Educação para as relações étnico-raciais na creche municipal Ricardina São Pedro de Moura em Santo Estêvão-Bahia
DOI:
https://doi.org/10.22481/odeere.v11i1.18143Palavras-chave:
Educação Antirracista, Educação Infantil, Formação Docente, Identidade Negra, Relações Étnico-RaciaisResumo
O presente artigo analisa a construção de uma educação para as relações étnico-raciais na Creche Municipal Ricardina São Pedro de Moura, localizada na Comunidade da Conga, em Santo Estêvão (BA), com foco no fortalecimento da identidade racial de crianças negras. A pesquisa, de abordagem qualitativa e natureza descritiva, utilizou como instrumentos a observação participante e entrevistas semiestruturadas com a diretora, coordenadora pedagógica e professora da instituição, articulando as falas com os documentos orientadores da creche — o Projeto Político-Pedagógico, o Projeto Institucional de Leitura e o Referencial Curricular Municipal da Educação Infantil.

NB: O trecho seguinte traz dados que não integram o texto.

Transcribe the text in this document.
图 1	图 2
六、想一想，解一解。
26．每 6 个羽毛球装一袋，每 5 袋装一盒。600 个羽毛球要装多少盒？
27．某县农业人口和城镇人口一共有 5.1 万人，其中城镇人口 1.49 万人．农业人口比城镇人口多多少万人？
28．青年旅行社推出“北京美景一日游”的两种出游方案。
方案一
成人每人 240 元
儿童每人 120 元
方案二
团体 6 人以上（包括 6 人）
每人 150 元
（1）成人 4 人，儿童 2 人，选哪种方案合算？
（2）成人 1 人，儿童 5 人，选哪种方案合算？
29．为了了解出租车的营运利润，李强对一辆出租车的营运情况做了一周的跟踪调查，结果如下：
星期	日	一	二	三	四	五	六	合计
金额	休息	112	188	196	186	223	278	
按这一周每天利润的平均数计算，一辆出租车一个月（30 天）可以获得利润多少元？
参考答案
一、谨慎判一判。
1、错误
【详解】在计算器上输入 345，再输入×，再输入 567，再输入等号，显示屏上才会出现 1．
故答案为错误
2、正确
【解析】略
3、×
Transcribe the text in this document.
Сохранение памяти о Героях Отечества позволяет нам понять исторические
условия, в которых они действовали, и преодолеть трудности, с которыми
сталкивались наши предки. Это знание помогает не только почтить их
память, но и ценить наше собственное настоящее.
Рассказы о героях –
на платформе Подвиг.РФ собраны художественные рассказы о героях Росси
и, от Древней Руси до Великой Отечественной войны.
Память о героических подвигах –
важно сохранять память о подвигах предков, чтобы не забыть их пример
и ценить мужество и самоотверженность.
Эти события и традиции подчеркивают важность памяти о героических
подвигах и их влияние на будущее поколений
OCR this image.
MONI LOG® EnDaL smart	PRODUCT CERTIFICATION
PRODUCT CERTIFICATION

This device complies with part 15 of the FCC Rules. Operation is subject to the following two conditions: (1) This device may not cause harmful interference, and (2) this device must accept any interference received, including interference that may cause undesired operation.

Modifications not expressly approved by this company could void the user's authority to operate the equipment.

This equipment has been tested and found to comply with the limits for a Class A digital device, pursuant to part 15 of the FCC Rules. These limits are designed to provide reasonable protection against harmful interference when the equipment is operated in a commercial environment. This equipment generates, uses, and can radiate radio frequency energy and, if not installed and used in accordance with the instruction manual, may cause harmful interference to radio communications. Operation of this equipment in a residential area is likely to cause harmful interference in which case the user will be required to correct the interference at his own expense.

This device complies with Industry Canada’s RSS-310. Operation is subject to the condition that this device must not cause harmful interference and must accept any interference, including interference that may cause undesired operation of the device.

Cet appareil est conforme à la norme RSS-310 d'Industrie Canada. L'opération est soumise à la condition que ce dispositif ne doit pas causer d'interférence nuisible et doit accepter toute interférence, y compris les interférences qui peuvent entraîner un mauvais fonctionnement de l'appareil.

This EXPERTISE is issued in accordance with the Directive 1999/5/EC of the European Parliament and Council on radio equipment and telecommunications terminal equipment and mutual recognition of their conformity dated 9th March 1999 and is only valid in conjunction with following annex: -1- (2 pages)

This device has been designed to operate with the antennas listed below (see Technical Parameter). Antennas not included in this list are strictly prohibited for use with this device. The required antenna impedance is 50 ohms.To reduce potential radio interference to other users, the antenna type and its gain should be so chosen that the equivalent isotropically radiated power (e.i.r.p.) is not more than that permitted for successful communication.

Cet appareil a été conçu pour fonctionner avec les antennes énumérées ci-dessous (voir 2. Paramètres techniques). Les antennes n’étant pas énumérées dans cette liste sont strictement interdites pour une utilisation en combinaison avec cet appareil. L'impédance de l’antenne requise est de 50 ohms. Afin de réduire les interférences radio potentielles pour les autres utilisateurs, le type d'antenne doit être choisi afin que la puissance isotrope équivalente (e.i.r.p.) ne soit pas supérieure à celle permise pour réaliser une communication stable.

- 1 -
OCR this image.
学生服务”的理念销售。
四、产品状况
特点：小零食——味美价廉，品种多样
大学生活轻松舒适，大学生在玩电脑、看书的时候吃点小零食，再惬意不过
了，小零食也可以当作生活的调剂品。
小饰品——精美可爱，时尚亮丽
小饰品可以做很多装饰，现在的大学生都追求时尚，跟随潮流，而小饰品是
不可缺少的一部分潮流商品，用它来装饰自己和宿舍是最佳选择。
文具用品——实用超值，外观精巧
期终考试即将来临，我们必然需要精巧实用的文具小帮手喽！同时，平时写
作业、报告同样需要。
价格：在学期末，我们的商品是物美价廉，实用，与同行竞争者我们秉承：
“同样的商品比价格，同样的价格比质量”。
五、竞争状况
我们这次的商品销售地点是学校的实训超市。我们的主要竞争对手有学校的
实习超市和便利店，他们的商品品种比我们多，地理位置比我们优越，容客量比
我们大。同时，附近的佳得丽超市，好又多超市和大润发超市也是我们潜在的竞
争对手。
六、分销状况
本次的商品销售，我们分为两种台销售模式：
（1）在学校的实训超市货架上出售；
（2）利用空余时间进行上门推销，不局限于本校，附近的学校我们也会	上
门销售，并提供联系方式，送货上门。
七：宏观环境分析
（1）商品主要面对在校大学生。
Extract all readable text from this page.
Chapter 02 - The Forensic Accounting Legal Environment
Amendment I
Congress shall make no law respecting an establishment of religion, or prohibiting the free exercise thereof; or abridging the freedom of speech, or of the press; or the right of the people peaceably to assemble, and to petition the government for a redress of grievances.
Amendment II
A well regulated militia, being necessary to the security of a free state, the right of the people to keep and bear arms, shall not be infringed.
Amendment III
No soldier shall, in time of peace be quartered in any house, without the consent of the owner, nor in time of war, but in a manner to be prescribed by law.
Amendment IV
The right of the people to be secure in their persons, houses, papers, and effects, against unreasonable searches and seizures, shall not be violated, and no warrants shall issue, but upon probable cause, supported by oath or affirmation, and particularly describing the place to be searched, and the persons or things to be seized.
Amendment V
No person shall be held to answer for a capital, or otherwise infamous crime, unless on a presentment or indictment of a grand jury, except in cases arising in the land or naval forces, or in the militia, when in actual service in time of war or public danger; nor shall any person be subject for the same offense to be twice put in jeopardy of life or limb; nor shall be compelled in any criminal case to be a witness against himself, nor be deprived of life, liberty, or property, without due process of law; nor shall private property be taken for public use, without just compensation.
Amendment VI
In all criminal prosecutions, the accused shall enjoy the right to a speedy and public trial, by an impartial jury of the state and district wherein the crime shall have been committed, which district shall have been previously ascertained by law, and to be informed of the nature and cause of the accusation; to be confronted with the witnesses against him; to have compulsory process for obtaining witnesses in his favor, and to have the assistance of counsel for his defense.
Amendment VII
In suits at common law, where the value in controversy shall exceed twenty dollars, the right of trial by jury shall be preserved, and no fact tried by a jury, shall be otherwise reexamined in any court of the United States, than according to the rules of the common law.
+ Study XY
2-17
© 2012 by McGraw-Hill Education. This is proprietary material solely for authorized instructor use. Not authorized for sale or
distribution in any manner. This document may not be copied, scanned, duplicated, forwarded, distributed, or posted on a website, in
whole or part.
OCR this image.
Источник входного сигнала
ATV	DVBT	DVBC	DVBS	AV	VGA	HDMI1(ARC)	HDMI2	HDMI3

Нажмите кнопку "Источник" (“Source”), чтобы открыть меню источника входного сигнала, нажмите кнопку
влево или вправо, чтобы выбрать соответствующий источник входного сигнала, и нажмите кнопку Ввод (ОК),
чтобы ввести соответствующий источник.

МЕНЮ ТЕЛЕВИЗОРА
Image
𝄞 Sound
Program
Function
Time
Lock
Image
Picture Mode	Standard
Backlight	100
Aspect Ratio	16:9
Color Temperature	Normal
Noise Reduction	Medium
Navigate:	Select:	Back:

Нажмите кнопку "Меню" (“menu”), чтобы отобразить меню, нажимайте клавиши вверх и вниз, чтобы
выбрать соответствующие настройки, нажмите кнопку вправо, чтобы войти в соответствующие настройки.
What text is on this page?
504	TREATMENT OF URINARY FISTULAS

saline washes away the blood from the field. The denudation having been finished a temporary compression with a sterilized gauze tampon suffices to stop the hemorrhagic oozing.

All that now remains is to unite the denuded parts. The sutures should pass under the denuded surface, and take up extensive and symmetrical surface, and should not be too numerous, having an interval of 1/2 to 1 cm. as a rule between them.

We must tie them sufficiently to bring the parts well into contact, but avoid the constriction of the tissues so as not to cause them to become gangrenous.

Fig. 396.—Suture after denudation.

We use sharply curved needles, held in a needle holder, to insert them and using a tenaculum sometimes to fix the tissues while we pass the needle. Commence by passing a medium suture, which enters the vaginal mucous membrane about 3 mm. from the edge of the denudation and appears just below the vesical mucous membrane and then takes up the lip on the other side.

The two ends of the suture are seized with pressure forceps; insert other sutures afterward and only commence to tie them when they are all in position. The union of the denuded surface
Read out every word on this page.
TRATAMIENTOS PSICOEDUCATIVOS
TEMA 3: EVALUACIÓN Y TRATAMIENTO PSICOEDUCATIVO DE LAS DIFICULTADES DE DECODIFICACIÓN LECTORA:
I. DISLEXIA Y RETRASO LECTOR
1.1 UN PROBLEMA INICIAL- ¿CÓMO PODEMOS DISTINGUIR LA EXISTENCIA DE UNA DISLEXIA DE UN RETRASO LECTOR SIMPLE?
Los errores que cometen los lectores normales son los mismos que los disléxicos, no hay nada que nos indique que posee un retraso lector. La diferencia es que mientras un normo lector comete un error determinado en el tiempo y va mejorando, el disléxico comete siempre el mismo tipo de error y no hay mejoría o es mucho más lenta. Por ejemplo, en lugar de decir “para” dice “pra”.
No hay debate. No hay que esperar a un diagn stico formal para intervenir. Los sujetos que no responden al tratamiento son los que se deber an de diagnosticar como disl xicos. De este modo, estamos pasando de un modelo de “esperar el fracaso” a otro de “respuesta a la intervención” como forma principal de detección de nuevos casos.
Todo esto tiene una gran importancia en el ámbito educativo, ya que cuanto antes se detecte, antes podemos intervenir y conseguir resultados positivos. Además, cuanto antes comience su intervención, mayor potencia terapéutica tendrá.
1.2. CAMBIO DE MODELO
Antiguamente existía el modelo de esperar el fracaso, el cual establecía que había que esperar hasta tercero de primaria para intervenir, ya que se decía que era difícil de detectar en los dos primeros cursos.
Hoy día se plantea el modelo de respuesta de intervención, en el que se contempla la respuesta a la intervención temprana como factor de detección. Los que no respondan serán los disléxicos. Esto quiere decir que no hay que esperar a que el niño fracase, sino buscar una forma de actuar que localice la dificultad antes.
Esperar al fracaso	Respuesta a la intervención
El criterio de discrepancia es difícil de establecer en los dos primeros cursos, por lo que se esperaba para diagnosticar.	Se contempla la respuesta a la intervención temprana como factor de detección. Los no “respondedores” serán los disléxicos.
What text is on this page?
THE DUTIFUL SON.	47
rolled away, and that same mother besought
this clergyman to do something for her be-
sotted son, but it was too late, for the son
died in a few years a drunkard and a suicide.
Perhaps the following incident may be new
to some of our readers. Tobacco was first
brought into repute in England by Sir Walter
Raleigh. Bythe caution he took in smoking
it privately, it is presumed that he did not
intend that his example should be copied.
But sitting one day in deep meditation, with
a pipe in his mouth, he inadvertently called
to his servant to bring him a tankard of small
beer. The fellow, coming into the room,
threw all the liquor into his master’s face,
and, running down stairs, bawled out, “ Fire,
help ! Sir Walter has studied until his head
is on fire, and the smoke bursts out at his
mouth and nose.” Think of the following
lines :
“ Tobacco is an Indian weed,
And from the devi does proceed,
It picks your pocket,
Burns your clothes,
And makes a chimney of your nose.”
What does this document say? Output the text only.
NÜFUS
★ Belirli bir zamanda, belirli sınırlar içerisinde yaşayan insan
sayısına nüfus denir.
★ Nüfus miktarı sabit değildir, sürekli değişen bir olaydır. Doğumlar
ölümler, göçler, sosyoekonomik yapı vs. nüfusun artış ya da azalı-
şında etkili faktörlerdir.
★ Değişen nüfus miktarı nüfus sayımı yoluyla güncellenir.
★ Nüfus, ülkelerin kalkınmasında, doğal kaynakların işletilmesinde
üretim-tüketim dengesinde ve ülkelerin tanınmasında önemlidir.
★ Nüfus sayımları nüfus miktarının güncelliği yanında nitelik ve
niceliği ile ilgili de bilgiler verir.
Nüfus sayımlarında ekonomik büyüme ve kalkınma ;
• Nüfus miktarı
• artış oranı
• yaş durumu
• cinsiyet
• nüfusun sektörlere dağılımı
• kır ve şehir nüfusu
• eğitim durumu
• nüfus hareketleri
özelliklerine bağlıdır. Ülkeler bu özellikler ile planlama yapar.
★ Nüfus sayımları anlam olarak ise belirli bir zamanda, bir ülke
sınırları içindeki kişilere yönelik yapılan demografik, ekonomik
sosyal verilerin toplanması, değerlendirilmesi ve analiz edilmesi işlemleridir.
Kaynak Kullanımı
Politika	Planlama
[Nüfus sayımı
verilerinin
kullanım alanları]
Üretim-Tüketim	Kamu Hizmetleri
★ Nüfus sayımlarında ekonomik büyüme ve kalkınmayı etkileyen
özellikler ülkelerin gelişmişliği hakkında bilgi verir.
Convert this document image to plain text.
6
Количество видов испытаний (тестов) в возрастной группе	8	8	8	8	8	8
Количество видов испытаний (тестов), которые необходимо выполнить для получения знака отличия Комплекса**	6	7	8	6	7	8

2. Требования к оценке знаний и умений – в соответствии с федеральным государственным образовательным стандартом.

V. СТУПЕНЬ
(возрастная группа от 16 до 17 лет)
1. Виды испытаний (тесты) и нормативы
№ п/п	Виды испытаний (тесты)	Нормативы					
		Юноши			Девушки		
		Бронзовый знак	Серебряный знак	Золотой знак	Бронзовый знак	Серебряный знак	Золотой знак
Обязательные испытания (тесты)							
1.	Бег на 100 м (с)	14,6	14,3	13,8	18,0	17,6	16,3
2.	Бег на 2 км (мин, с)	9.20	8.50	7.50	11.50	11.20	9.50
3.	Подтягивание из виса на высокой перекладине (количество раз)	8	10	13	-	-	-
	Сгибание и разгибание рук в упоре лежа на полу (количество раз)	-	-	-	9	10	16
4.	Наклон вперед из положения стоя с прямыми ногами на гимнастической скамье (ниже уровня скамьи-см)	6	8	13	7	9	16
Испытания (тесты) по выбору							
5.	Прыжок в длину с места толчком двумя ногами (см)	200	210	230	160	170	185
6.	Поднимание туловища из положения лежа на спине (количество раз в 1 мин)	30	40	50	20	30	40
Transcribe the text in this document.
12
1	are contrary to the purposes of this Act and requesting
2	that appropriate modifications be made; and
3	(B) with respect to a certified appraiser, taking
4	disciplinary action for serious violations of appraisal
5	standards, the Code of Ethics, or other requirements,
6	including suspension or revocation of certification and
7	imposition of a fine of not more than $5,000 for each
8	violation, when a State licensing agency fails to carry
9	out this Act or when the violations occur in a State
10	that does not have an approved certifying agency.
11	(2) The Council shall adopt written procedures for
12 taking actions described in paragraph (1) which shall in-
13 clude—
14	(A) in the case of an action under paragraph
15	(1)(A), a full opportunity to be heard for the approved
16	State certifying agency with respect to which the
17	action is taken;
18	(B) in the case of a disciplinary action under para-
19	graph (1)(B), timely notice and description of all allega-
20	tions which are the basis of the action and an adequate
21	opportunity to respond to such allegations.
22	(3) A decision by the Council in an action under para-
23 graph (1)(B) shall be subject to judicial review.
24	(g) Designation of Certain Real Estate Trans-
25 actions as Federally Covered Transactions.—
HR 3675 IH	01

A análise evidenciou que, embora as práticas pedagógicas contemplem ações voltadas à valorização da cultura afro-brasileira e à implementação da Lei nº 10.639/2003, ainda há necessidade de maior investimento em formação docente para consolidar práticas antirracistas no cotidiano escolar. Constatou-se também que a creche, ao estar inserida em uma comunidade majoritariamente negra, desempenha papel essencial na promoção do pertencimento racial e na reconstrução de identidades positivas desde a primeira infância. A pesquisa reafirma a importância da educação infantil como espaço de reconhecimento, escuta e valorização das infâncias negras, defendendo a formação continuada de professores como caminho para a efetivação de uma educação antirracista e emancipadora.